INTEGRITY
Been ruminating over our need for INTEGRITY in our lives… and to be clear, I have plenty of integrity in my personal world, I am speaking in a grander scale for this essay; we need integrity in our world, our institutions and in our values for the current culture to improve.
So we need to agree on a few principles of integrity before moving forward:
1. integrity is what you do when no one is watching.
2. integrity is a compass, not a badge.
3. integrity requires self-honesty.
4. integrity creates trust.
5. integrity lets you respect yourself and others.
Integrity is less about perfection and more about alignment; the ongoing practice of bringing your actions, words, and choices into line with your values – even when doing so is uncomfortable, inconvenient, or invisible to others. As clean and clear as the 20,000 or so breaths we effortlessly take in and out each and every day… without a hitch and without a thought.
And sidebar, sorry to those who do suffer with respiratory illnesses; I hope you can appreciate the simplicity with which my statement was made.
When your choices match your principles, you can live with yourself more easily, regardless of outcomes. This creates trust in oneself just as much as it does for others in your circle. I do not know how to create trust within our institutions other than getting back to the basics of relationships. Trust-based programming for AI in our institutions, then after some time, the obvious will become tangible and no longer sold.

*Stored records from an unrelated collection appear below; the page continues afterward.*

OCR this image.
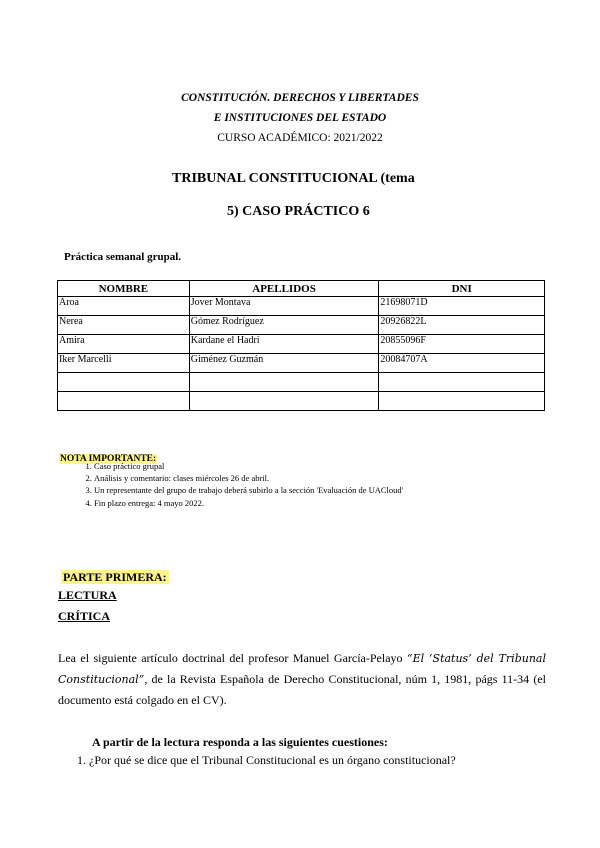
CONSTITUCIÓN. DERECHOS Y LIBERTADES
E INSTITUCIONES DEL ESTADO
CURSO ACADÉMICO: 2021/2022
TRIBUNAL CONSTITUCIONAL (tema
5) CASO PRÁCTICO 6
Práctica semanal grupal.
NOMBRE	APELLIDOS	DNI
Aroa	Jover Montava	21698071D
Nerea	Gómez Rodríguez	20926822L
Amira	Kardane el Hadri	20855096F
Iker Marcelli	Giménez Guzmán	20084707A

NOTA IMPORTANTE:
1. Caso práctico grupal
2. Análisis y comentario: clases miércoles 26 de abril.
3. Un representante del grupo de trabajo deberá subirlo a la sección 'Evaluación de UACloud'
4. Fin plazo entrega: 4 mayo 2022.
PARTE PRIMERA:
LECTURA
CRÍTICA
Lea el siguiente artículo doctrinal del profesor Manuel García-Pelayo “El ‘Status’ del Tribunal Constitucional”, de la Revista Española de Derecho Constitucional, núm 1, 1981, págs 11-34 (el documento está colgado en el CV).
A partir de la lectura responda a las siguientes cuestiones:
1. ¿Por qué se dice que el Tribunal Constitucional es un órgano constitucional?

Some basic ideas for how we could move toward integrity-based trust with AI:
1. transparency becomes a core norm
2. incentives need to reward truthfulness over virality
3. verification becomes automated and normal
4. human values must guide AI, not the other way around
5. cultural norms of ‘slow thinking’ must be cultivated
6. leaders modeling integrity is still essential
7. we need shared ground rules
AI doesn’t automatically move us toward integrity; it magnifies whatever values we build into it. If we embed transparency, accountability, and evidence at the core, it can become a force that lifts public trust rather than erodes it.

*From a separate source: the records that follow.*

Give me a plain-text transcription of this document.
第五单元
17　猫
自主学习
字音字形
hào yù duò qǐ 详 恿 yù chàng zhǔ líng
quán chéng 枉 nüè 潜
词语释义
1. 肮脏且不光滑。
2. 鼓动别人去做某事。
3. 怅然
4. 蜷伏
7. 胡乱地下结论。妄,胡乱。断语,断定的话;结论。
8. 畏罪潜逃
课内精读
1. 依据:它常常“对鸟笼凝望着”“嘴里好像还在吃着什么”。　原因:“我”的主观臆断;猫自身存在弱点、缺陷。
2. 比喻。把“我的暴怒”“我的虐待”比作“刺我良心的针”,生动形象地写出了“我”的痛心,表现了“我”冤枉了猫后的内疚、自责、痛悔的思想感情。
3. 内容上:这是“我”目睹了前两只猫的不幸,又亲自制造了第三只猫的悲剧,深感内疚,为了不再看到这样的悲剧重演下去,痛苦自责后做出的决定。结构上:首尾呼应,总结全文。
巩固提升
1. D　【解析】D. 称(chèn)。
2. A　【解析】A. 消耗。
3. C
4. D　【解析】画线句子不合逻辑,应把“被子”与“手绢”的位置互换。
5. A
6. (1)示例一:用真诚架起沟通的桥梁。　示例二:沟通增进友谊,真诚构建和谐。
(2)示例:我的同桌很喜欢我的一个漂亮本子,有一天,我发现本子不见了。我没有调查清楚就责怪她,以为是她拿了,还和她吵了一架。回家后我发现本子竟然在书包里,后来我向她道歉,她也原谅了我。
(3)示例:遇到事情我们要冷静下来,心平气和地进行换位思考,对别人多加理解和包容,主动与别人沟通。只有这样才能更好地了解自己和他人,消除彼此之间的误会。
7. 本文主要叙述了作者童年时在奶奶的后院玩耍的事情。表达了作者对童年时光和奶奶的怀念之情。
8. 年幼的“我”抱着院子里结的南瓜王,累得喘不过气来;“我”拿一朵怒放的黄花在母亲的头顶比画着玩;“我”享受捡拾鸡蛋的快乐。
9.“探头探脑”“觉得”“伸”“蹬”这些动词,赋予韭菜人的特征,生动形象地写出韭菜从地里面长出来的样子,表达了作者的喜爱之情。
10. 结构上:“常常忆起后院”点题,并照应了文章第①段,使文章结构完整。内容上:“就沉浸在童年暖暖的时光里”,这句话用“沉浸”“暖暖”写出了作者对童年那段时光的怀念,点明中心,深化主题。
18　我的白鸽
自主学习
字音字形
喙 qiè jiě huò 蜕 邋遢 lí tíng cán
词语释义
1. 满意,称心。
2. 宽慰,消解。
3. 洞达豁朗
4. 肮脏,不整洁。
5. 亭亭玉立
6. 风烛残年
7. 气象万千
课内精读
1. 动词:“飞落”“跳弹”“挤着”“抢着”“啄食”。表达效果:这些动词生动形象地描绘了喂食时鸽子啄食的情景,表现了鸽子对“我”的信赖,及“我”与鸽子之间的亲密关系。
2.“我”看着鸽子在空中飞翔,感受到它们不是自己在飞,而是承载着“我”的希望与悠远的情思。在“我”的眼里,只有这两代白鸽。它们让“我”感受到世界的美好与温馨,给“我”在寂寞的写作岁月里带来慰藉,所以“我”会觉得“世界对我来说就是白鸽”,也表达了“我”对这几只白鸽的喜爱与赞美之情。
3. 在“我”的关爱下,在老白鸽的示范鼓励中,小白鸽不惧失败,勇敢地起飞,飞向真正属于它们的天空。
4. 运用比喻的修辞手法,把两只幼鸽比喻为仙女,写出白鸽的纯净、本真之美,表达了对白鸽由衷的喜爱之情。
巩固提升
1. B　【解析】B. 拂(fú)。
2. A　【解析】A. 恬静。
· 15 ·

And then of course, I had to ask AI if it would provide ‘practical, realistic policy models’ that could help weave integrity, and therefore trust, into politics, news, social media and AI. The answers we not utopian, they were variants of ideas already tested in some countries or industries:
1. Media Provenance Standards (or ‘nutrition labels’ for information)
2. Platform Accountability & Audit Requirements
3. Truthfulness Incentive Structures
4. Verified Political Messaging Rules
5. Public Service Algorithms
6. AI Fact-Checking Infrastructure
7. Digital Civic Literacy Requirements
8. Whistleblower Protections for Algorithmic Harm
9. Safe Harbor for Responsible AI Use in Journalism
10. A ‘Public Integrity Index’ for Institutions
At first glance, these seem rather simple solutions for what is a complex undertaking, but we won’t know until we start, and likely, this is something we can learn as we grow. Which makes me curious who might be stopping these changes, and it would seem just about everyone who is currently controlling our purse strings has a reason to keep things status quo. So where do we begin?
Fact-checking before believing seems a great place to begin in all areas of our lives, including the big three: social media, news and politics. Calling our local government, getting involved in your city through any means motivating for you, and enacting your own integrity practice.